Obviously, a doppelganger politician and phantasm of the living (as opposed to the dead) raised quite the stir in the London Press, and no less than “three prominent journals of London reported, on I7th May, 1905, a case of an apparition in Parliament. The phantom of deputy Sir Carne Rasch, who was at that moment ill at his home, was seen by three other deputies” (Denis, 1918, p77-78).  Apparitions of the living are cool, when compared to phantasms of the dead.  I mean they are after all, well, dead, thus have an extraordinary amount of free time.  It’s no surprise when one happens across the dead loitering about.  What else are they going to do, except rot?  Apparitions of the living are about real commitment, folks who take their day jobs (be they existential or political) so seriously that they can’t even take a sick day without sending an astral representative to check in.  We must conclude that Rasch really liked his work, but this is to be expected, as the modus operandi of a politician largely consists of coming up with work for other people to do, best captured by Bertrand Russell when he asked, “What is work?

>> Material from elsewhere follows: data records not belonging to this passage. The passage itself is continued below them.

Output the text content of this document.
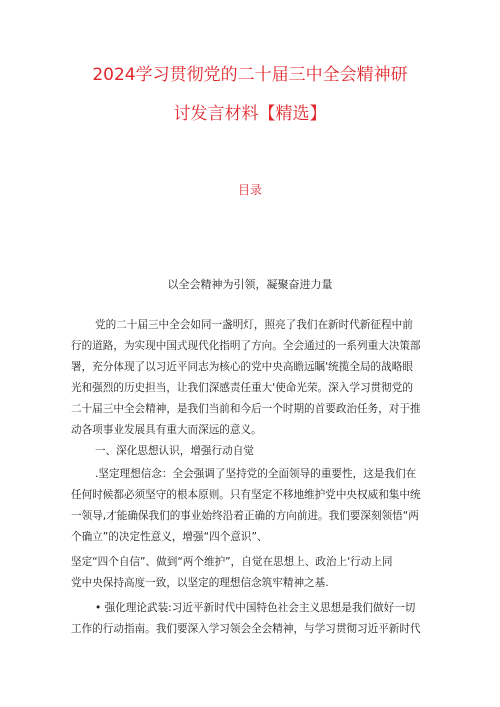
2024学习贯彻党的二十届三中全会精神研
讨发言材料【精选】
目录
以全会精神为引领，凝聚奋进力量
党的二十届三中全会如同一盏明灯，照亮了我们在新时代新征程中前
行的道路，为实现中国式现代化指明了方向。全会通过的一系列重大决策部
署，充分体现了以习近平同志为核心的党中央高瞻远瞩'统揽全局的战略眼
光和强烈的历史担当，让我们深感责任重大'使命光荣。深入学习贯彻党的
二十届三中全会精神，是我们当前和今后一个时期的首要政治任务，对于推
动各项事业发展具有重大而深远的意义。
一、深化思想认识，增强行动自觉
.坚定理想信念：全会强调了坚持党的全面领导的重要性，这是我们在
任何时候都必须坚守的根本原则。只有坚定不移地维护党中央权威和集中统
一领导,才能确保我们的事业始终沿着正确的方向前进。我们要深刻领悟“两
个确立”的决定性意义，增强“四个意识”、
坚定“四个自信”、做到“两个维护”，自觉在思想上、政治上'行动上同
党中央保持高度一致，以坚定的理想信念筑牢精神之基.
• 强化理论武装:习近平新时代中国特色社会主义思想是我们做好一切
工作的行动指南。我们要深入学习领会全会精神，与学习贯彻习近平新时代
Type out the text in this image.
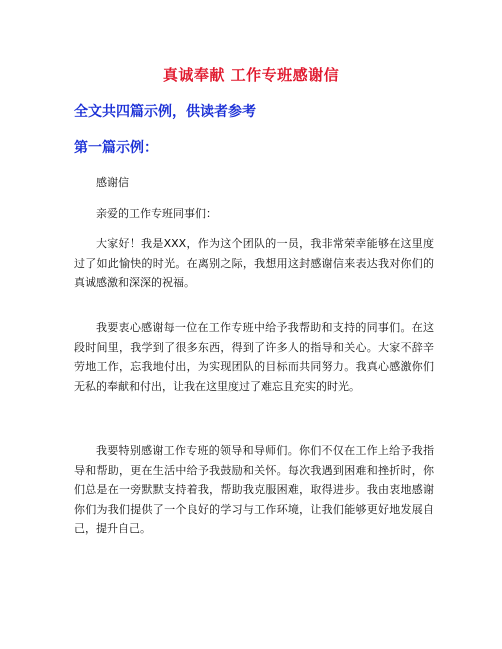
真诚奉献 工作专班感谢信
全文共四篇示例，供读者参考
第一篇示例：
感谢信
亲爱的工作专班同事们：
大家好！我是XXX，作为这个团队的一员，我非常荣幸能够在这里度过了如此愉快的时光。在离别之际，我想用这封感谢信来表达我对你们的真诚感激和深深的祝福。
我要衷心感谢每一位在工作专班中给予我帮助和支持的同事们。在这段时间里，我学到了很多东西，得到了许多人的指导和关心。大家不辞辛劳地工作，忘我地付出，为实现团队的目标而共同努力。我真心感激你们无私的奉献和付出，让我在这里度过了难忘且充实的时光。
我要特别感谢工作专班的领导和导师们。你们不仅在工作上给予我指导和帮助，更在生活中给予我鼓励和关怀。每次我遇到困难和挫折时，你们总是在一旁默默支持着我，帮助我克服困难，取得进步。我由衷地感谢你们为我们提供了一个良好的学习与工作环境，让我们能够更好地发展自己，提升自己。
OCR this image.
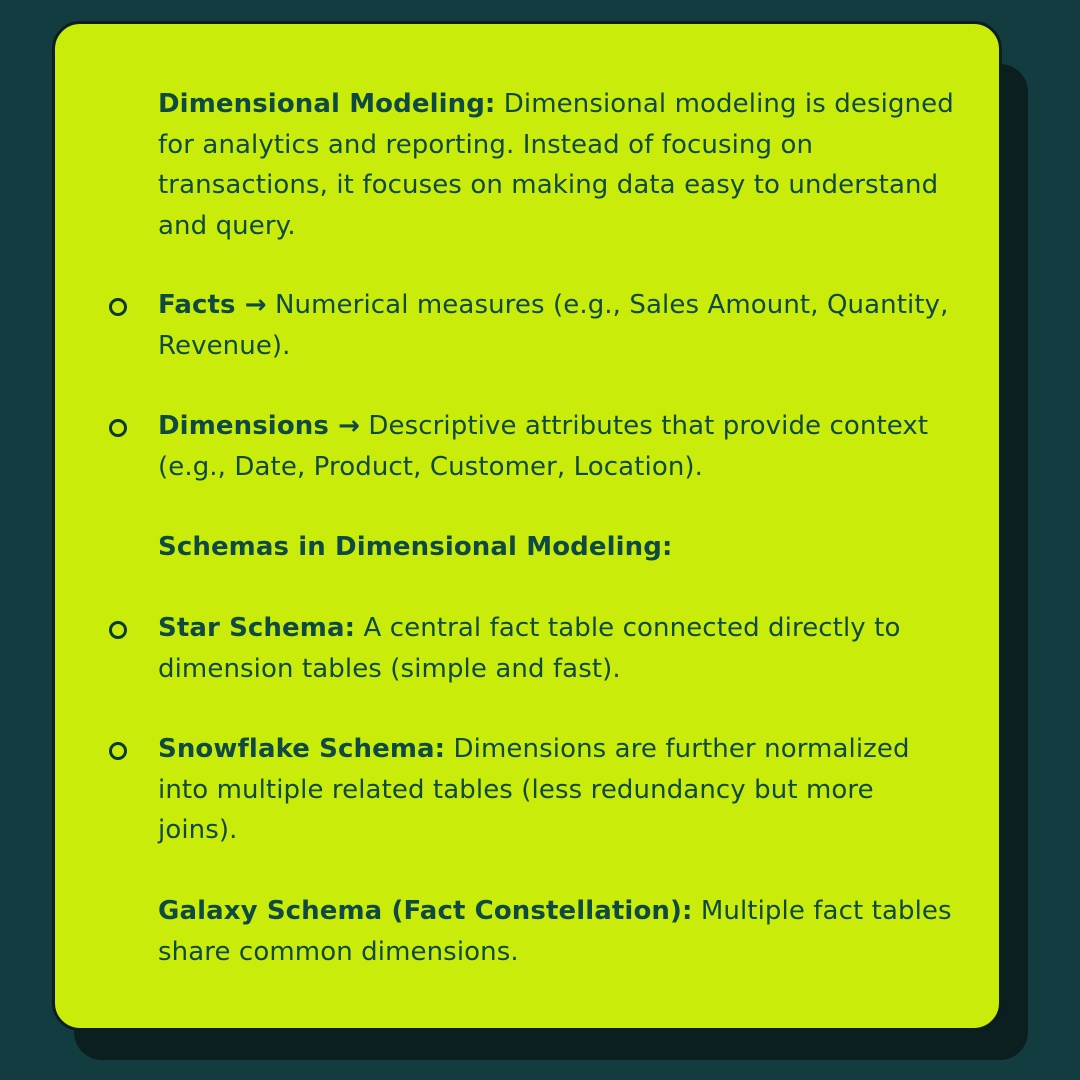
Dimensional Modeling: Dimensional modeling is designed for analytics and reporting. Instead of focusing on transactions, it focuses on making data easy to understand and query.
Facts → Numerical measures (e.g., Sales Amount, Quantity, Revenue).
Dimensions → Descriptive attributes that provide context (e.g., Date, Product, Customer, Location).
Schemas in Dimensional Modeling:
Star Schema: A central fact table connected directly to dimension tables (simple and fast).
Snowflake Schema: Dimensions are further normalized into multiple related tables (less redundancy but more joins).
Galaxy Schema (Fact Constellation): Multiple fact tables share common dimensions.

Work is of two kinds: first, altering the position of matter at or near the earth’s surface relatively to other such matter; second, telling other people to do so. The first one is unpleasant and ill paid; the second is pleasant and highly paid.”

Denis, Léon, 1846-1927. Life & Destiny. New York: Doran, 1918.
Flammarion, Camille, 1842-1925. Death and Its Mystery: Before Death, Proofs of the Existence of the Soul V2. London: T. F. Unwin, 1922
Lucy, Henry W. Sir, 1845-1924. The Balfourian Parliament, 1900-1905. London: Hodder and Stoughton, 1906.
“An Apparition in the House of Commons”.  The Annals of Psychical Science (APS) V1. London: Office of the Annals, 1905.
Owen, G. Vale 1869-1931. Facts And the Future Life. 3d ed. London: Huchinson, 1922.
Prince, Walter Franklin, 1863-1934. Noted Witnesses for Psychic Occurrences: Incidents And Biographical Data, With Occasional Comments. Boston, Mass.: Boston society for psychic research, 1928.
Pall Mall Press.  The Popular Guide to the House of Commons.  “Pall Mall Gazette extra.” [London], 1906.